What is Mach number and why do jet aeroplanes use it?

True, if you are flying a low powered, single engine piston aeroplane, then Mach is not something you often consider, however, it is a really cool sounding aviation word, and understanding what it is all about, especially in relation to jet aeroplanes, will certainly expand your knowledge base.

Mach number is named after an Austrian physicist and philosopher called Ernst Mach. It is not a unit of measurement, but rather a ratio determined between an object moving through a fluid (in our case an aeroplane moving through the air), and the local speed of sound (LSS). In aviation, it is used to determine how fast the aircraft is moving, relative to the local speed of sound, which is an important aspect to monitor, especially at high speeds, as parts of the aircraft (most notably the wings) could reach the LSS and a shockwave develops. A shockwave is not inherently dangerous, as most modern aircraft are designed to delay, and divert the effects. Even though the body of the aircraft can handle it, shockwaves produce considerable drag, as well as stability and control issues, especially if the aircraft is turning.

To better understand what is happening, we first look at the speed of sound, which is the distance that a sound wave travels per unit of time. In the case of Mach number, we are using the local speed of sound, which is significant because LSS is not a fixed speed and varies according to temperature, humidity and density. The denser a  medium is, the faster a sound wave will travel, for example, it travels faster through a solid than through air. However, even in air, the denser it is, the faster the sound wave. Generally most aviation takes place in the troposphere (which extends roughly up to 36 000ft or 11 000km), and as we know from meteorology, the higher up we go in this layer of the atmosphere, the temperature, humidity, density and pressure all decrease. This means that near the top of the troposphere at 36 000ft, the sound waves travel slower (meaning a lower LSS). As jet aeroplanes travel at high velocities in this region, they can easily match the LSS. While jet engines favour travelling at very high altitudes with cold temperatures, as this provides greater efficiency, and fuel saving, the optimum altitude is usually found just below the LSS, at subsonic speeds.
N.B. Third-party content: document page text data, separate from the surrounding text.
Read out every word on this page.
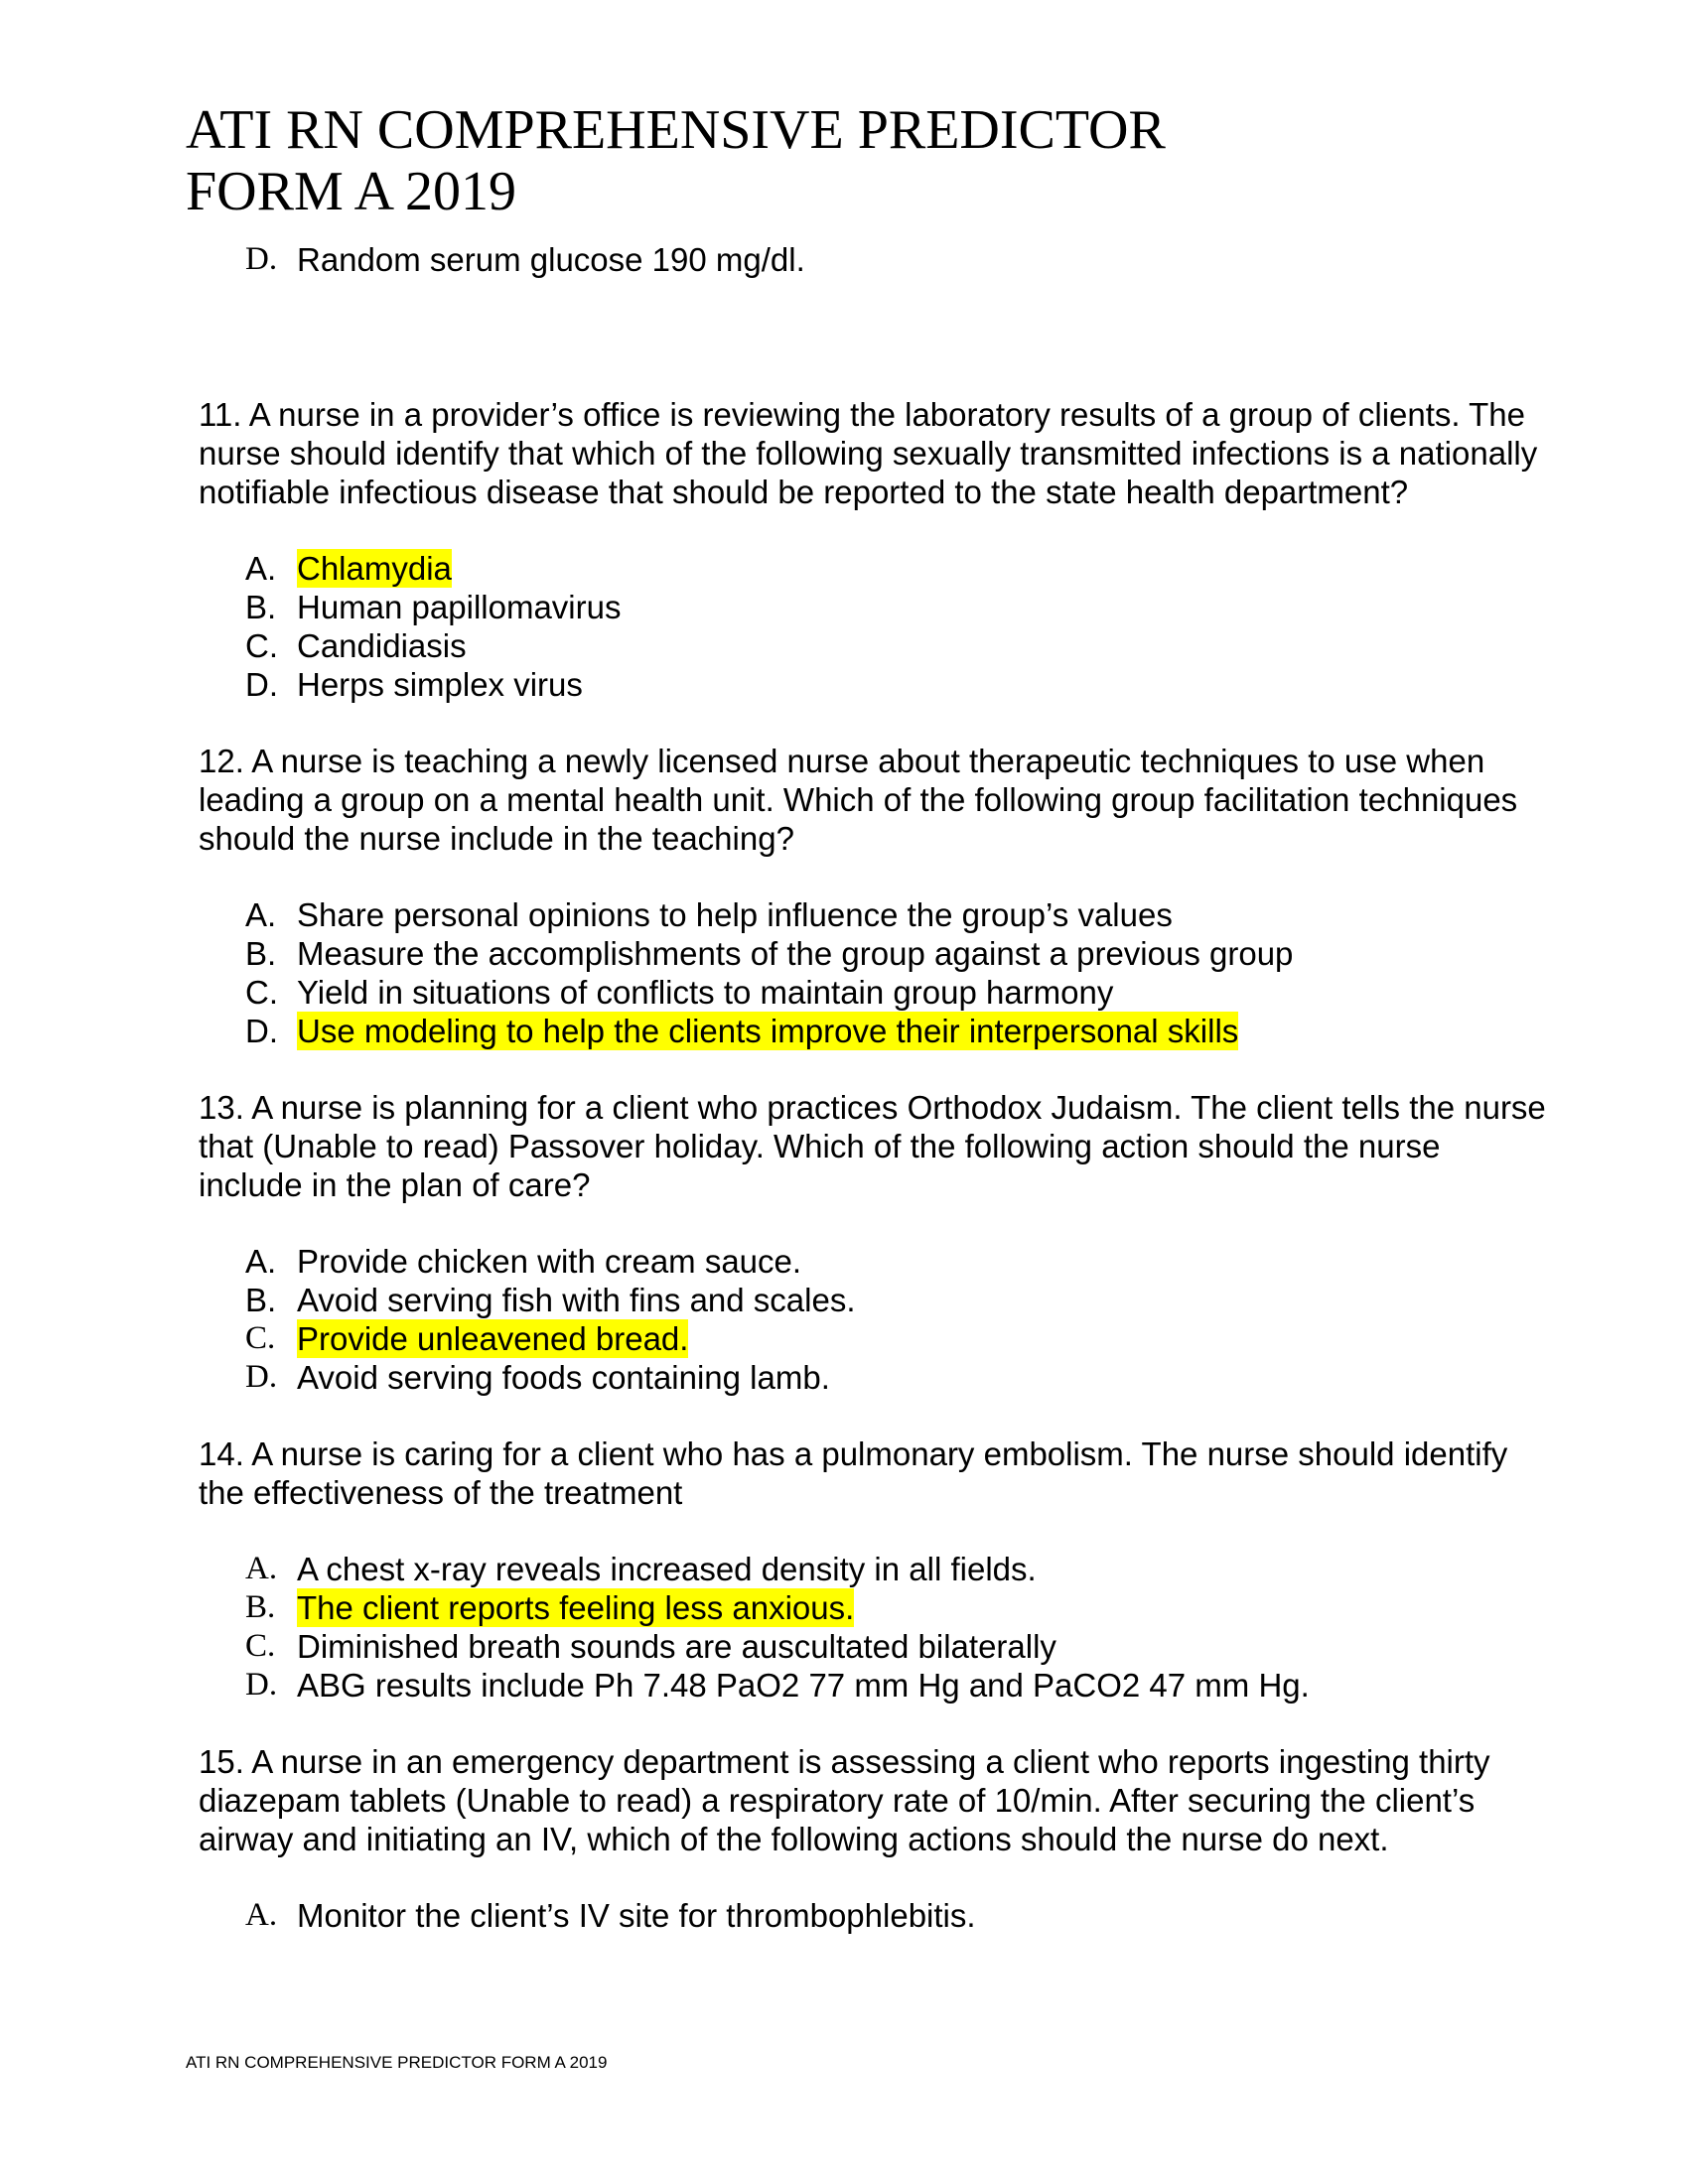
ATI RN COMPREHENSIVE PREDICTOR
FORM A 2019
D. Random serum glucose 190 mg/dl.

11. A nurse in a provider’s office is reviewing the laboratory results of a group of clients. The nurse should identify that which of the following sexually transmitted infections is a nationally notifiable infectious disease that should be reported to the state health department?

A. Chlamydia
B. Human papillomavirus
C. Candidiasis
D. Herps simplex virus

12. A nurse is teaching a newly licensed nurse about therapeutic techniques to use when leading a group on a mental health unit. Which of the following group facilitation techniques should the nurse include in the teaching?

A. Share personal opinions to help influence the group’s values
B. Measure the accomplishments of the group against a previous group
C. Yield in situations of conflicts to maintain group harmony
D. Use modeling to help the clients improve their interpersonal skills

13. A nurse is planning for a client who practices Orthodox Judaism. The client tells the nurse that (Unable to read) Passover holiday. Which of the following action should the nurse include in the plan of care?

A. Provide chicken with cream sauce.
B. Avoid serving fish with fins and scales.
C. Provide unleavened bread.
D. Avoid serving foods containing lamb.

14. A nurse is caring for a client who has a pulmonary embolism. The nurse should identify the effectiveness of the treatment

A. A chest x-ray reveals increased density in all fields.
B. The client reports feeling less anxious.
C. Diminished breath sounds are auscultated bilaterally
D. ABG results include Ph 7.48 PaO2 77 mm Hg and PaCO2 47 mm Hg.

15. A nurse in an emergency department is assessing a client who reports ingesting thirty diazepam tablets (Unable to read) a respiratory rate of 10/min. After securing the client’s airway and initiating an IV, which of the following actions should the nurse do next.

A. Monitor the client’s IV site for thrombophlebitis.
ATI RN COMPREHENSIVE PREDICTOR FORM A 2019
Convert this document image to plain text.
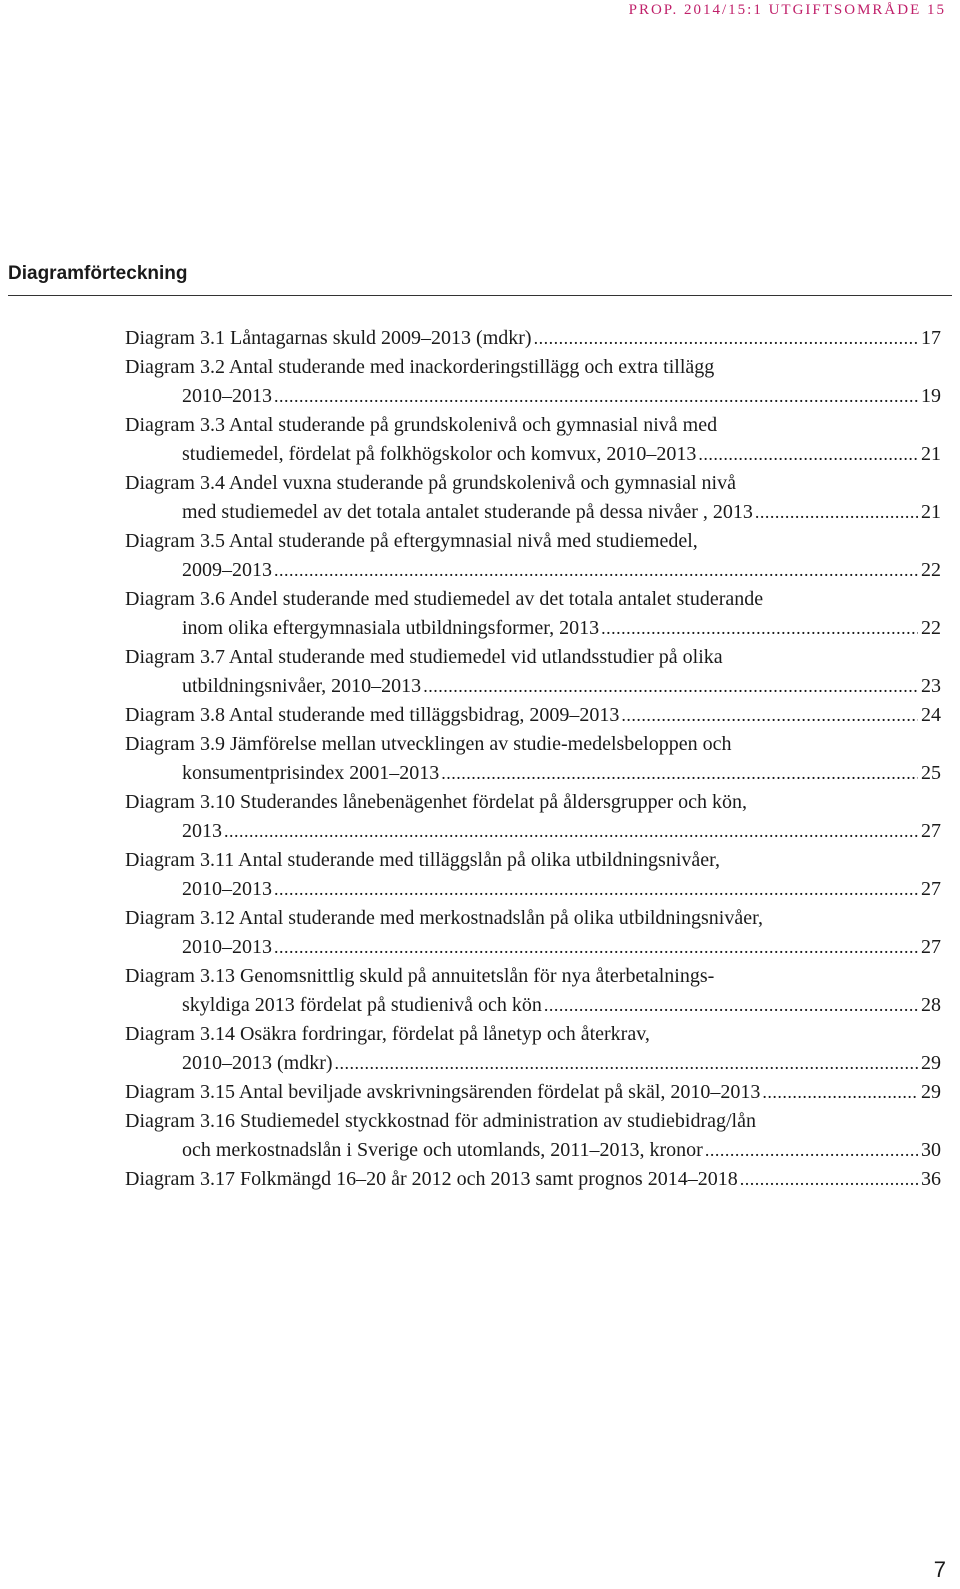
PROP. 2014/15:1 UTGIFTSOMRÅDE 15
Diagramförteckning
Diagram 3.1 Låntagarnas skuld 2009–2013 (mdkr) .....	17
Diagram 3.2 Antal studerande med inackorderingstillägg och extra tillägg
2010–2013 .....	19
Diagram 3.3 Antal studerande på grundskolenivå och gymnasial nivå med
studiemedel, fördelat på folkhögskolor och komvux, 2010–2013 .....	21
Diagram 3.4 Andel vuxna studerande på grundskolenivå och gymnasial nivå
med studiemedel av det totala antalet studerande på dessa nivåer , 2013 .....	21
Diagram 3.5 Antal studerande på eftergymnasial nivå med studiemedel,
2009–2013 .....	22
Diagram 3.6 Andel studerande med studiemedel av det totala antalet studerande
inom olika eftergymnasiala utbildningsformer, 2013 .....	22
Diagram 3.7 Antal studerande med studiemedel vid utlandsstudier på olika
utbildningsnivåer, 2010–2013 .....	23
Diagram 3.8 Antal studerande med tilläggsbidrag, 2009–2013 .....	24
Diagram 3.9 Jämförelse mellan utvecklingen av studie-medelsbeloppen och
konsumentprisindex 2001–2013 .....	25
Diagram 3.10 Studerandes lånebenägenhet fördelat på åldersgrupper och kön,
2013 .....	27
Diagram 3.11 Antal studerande med tilläggslån på olika utbildningsnivåer,
2010–2013 .....	27
Diagram 3.12 Antal studerande med merkostnadslån på olika utbildningsnivåer,
2010–2013 .....	27
Diagram 3.13 Genomsnittlig skuld på annuitetslån för nya återbetalnings-
skyldiga 2013 fördelat på studienivå och kön .....	28
Diagram 3.14 Osäkra fordringar, fördelat på lånetyp och återkrav,
2010–2013 (mdkr) .....	29
Diagram 3.15 Antal beviljade avskrivningsärenden fördelat på skäl, 2010–2013 .....	29
Diagram 3.16 Studiemedel styckkostnad för administration av studiebidrag/lån
och merkostnadslån i Sverige och utomlands, 2011–2013, kronor .....	30
Diagram 3.17 Folkmängd 16–20 år 2012 och 2013 samt prognos 2014–2018 .....	36
7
Once the aircraft goes transonic, in other words its speed matches the LSS, a shockwave develops and although the design of the aeroplane limits the effect of buffeting, the drag factor increases considerably. Essentially, when an aircraft is travelling at subsonic speeds, the air  just ahead of it reacts and parts in anticipation of the aircraft passing through (this of course happens really quickly), resulting in the air passing smoothly over the aircraft. No big deal. However, the higher up we go and the LSS speed is getting slower, the aircraft, maintaining its velocity will reach the LSS. As the aircraft is now at the same speed as the LSS, the air ahead of it now longer anticipates its arrival and the air waves smash up against the aircraft surfaces, especially the wings. This sudden compression of air results in a rapid change of the characteristics of this air, with an increase in temperature (due to compression), density (air molecules being squashed up) and pressure. This is what causes the shockwave. As a result of the shockwave the air separates and no longer flows smoothly over the aerofoils. Each aerofoil has a critical Mach number at which the drag coefficient rises sharply, and even though modern flatter wing designs can delay this, the buffeting can still cause vibrations, stress, stability and control issues. If we go supersonic (above the LSS) then we are also faced with a noise issue – just think of an airshow with a low flying military jet! Interesting is that military jets are so powerful and streamlined that they CAN reach the LSS at lower altitudes, even though the LSS can be quite high nearer the ground.

So what about Mach number? Well, the Mach number formula is simply Mach = TAS / LSS. So to determine your aircraft’s Mach number you simply take your true airspeed (TAS) and divide it by the LSS. You could even impress your friends by calculating the Mach number for your single engine, but you would need to work out the LSS using the temperature and density.